We hold these truths to be self-evident, that all men are created equal, that they are endowed by their Creator with certain unalienable Rights, that among these are Life, Liberty and the pursuit of Happiness. — That to secure these rights, Governments are instituted among Men, deriving their just powers from the consent of the governed … — Declaration of Independence
Judge Andrew Napolitano, a notoriously law-and-order proponent, has a point.
Is 25-year-old Reality Leigh Winner, arrested this past weekend and charged with espionage, a traitor or a patriot?
Columnist and Fox News commentator Napolitano notes that what Winner revealed is that Russian hackers in 2016 planted cookies on the websites of 122 American local government clerks responsible for counting ballots in the presidential election.
“This means that if any employee of those clerks’ offices clicked onto any cookie, the hackers had access to — and thus the ability to interfere with — the tabulation of votes,” Napolitano writes.
But this information was classified top secret. Who was being protected by this classification? The Russians? The sources are undoubtedly computer geeks and not spies in any danger of being exposed. No, the only people being kept in the dark are the American voters who must judge whether their government is competent enough to ensure election integrity.

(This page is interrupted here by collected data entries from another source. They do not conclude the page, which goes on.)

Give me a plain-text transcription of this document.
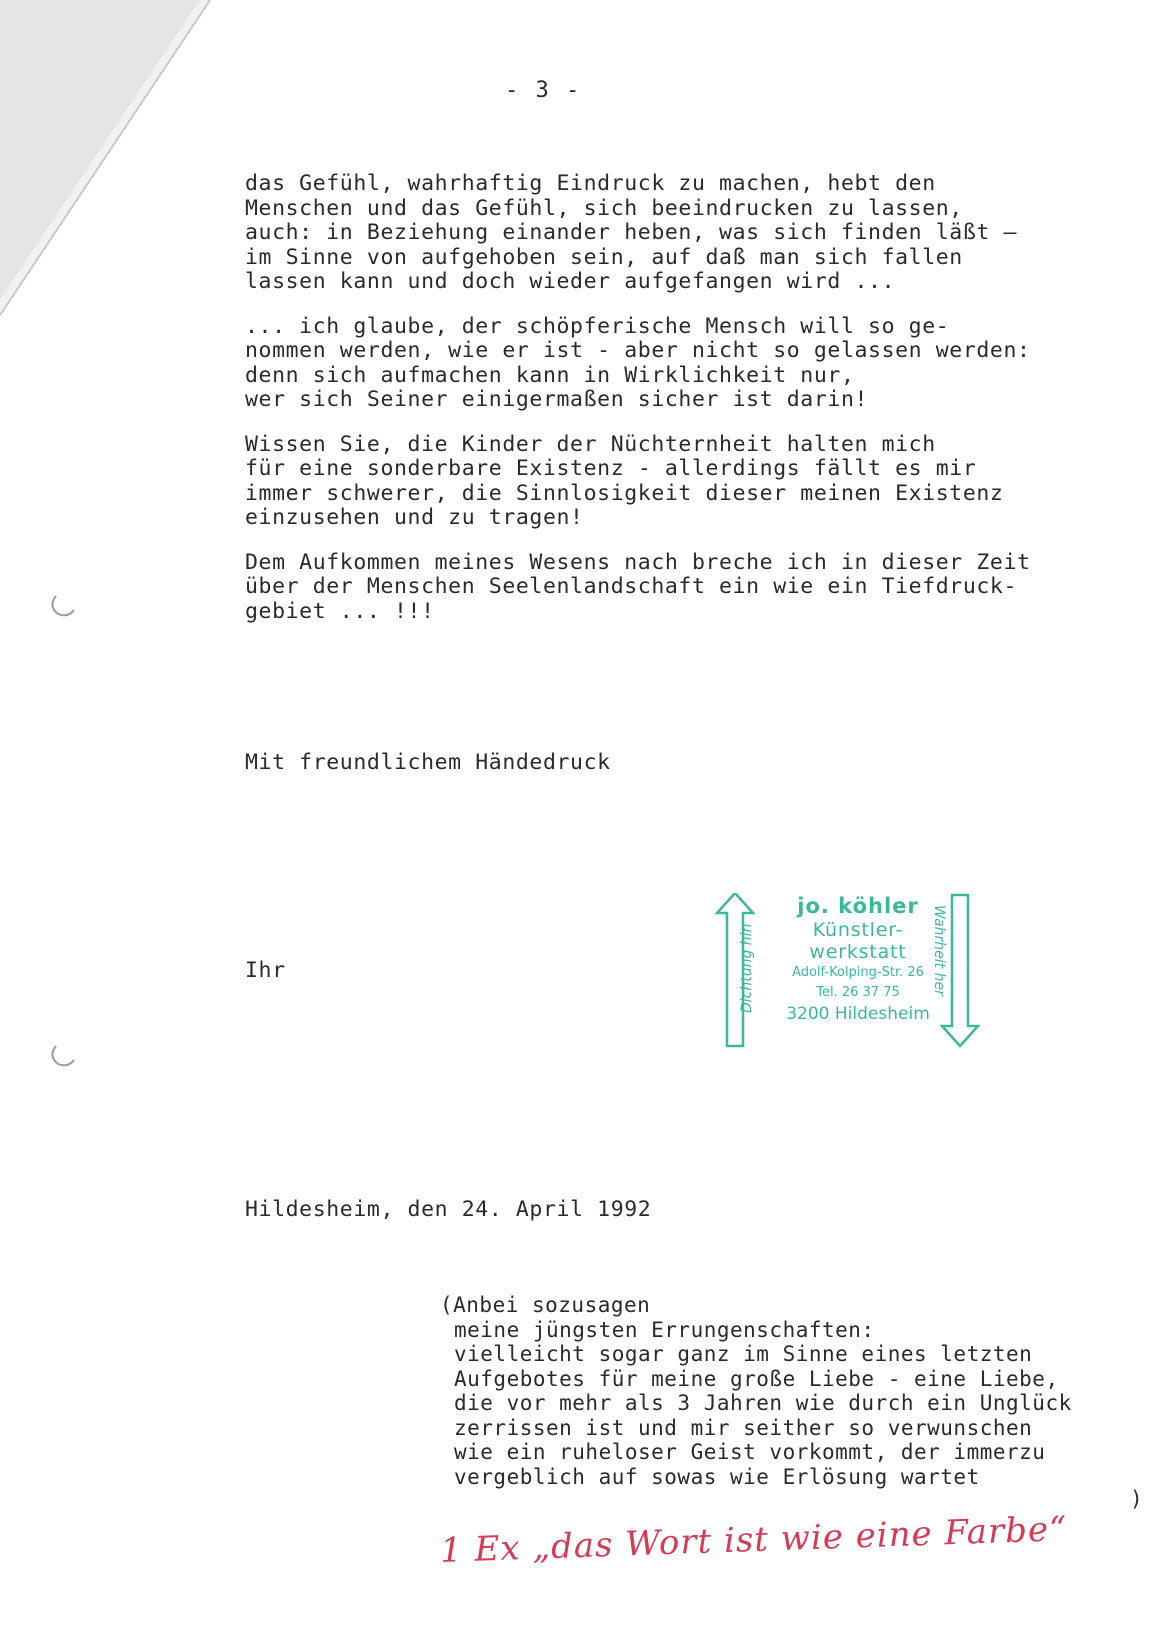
- 3 -

das Gefühl, wahrhaftig Eindruck zu machen, hebt den
Menschen und das Gefühl, sich beeindrucken zu lassen,
auch: in Beziehung einander heben, was sich finden läßt —
im Sinne von aufgehoben sein, auf daß man sich fallen
lassen kann und doch wieder aufgefangen wird ...

... ich glaube, der schöpferische Mensch will so ge-
nommen werden, wie er ist - aber nicht so gelassen werden:
denn sich aufmachen kann in Wirklichkeit nur,
wer sich Seiner einigermaßen sicher ist darin!

Wissen Sie, die Kinder der Nüchternheit halten mich
für eine sonderbare Existenz - allerdings fällt es mir
immer schwerer, die Sinnlosigkeit dieser meinen Existenz
einzusehen und zu tragen!

Dem Aufkommen meines Wesens nach breche ich in dieser Zeit
über der Menschen Seelenlandschaft ein wie ein Tiefdruck-
gebiet ... !!!

Mit freundlichem Händedruck
Ihr	Dichtung hin
jo. köhler
Künstler-
werkstatt
Adolf-Kolping-Str. 26
Tel. 26 37 75
3200 Hildesheim
Wahrheit her
Hildesheim, den 24. April 1992
(Anbei sozusagen
meine jüngsten Errungenschaften:
vielleicht sogar ganz im Sinne eines letzten
Aufgebotes für meine große Liebe - eine Liebe,
die vor mehr als 3 Jahren wie durch ein Unglück
zerrissen ist und mir seither so verwunschen
wie ein ruheloser Geist vorkommt, der immerzu
vergeblich auf sowas wie Erlösung wartet
)
1 Ex „das Wort ist wie eine Farbe“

“Doesn’t the American public have the right to know what the Russians did in the election?” Napolitano asks. “Is it necessarily criminal to make such things public? Isn’t the NSA supposed to protect us from foreign hackers who are attempting to interfere with the core American electoral process — the election of the president — and not keep us in the dark if it fails to do so?”
As with the Pentagon Papers, the question is: Who is being kept in the dark and why?
The Pentagon Papers were assembled at the request of Secretary Robert Strange McNamara in 1967 and was basically a history of the Vietnam War. Daniel Ellsberg copied the report and turned it over to The New York Times, which published excerpts.
The Supreme Court ruled the paper was within its rights to do so even though some material was classified.
The Pentagon Papers revealed that successive presidential administrations had misled the public about the war.
It is difficult for the governed to knowledgeably consent when the government is deceiving them.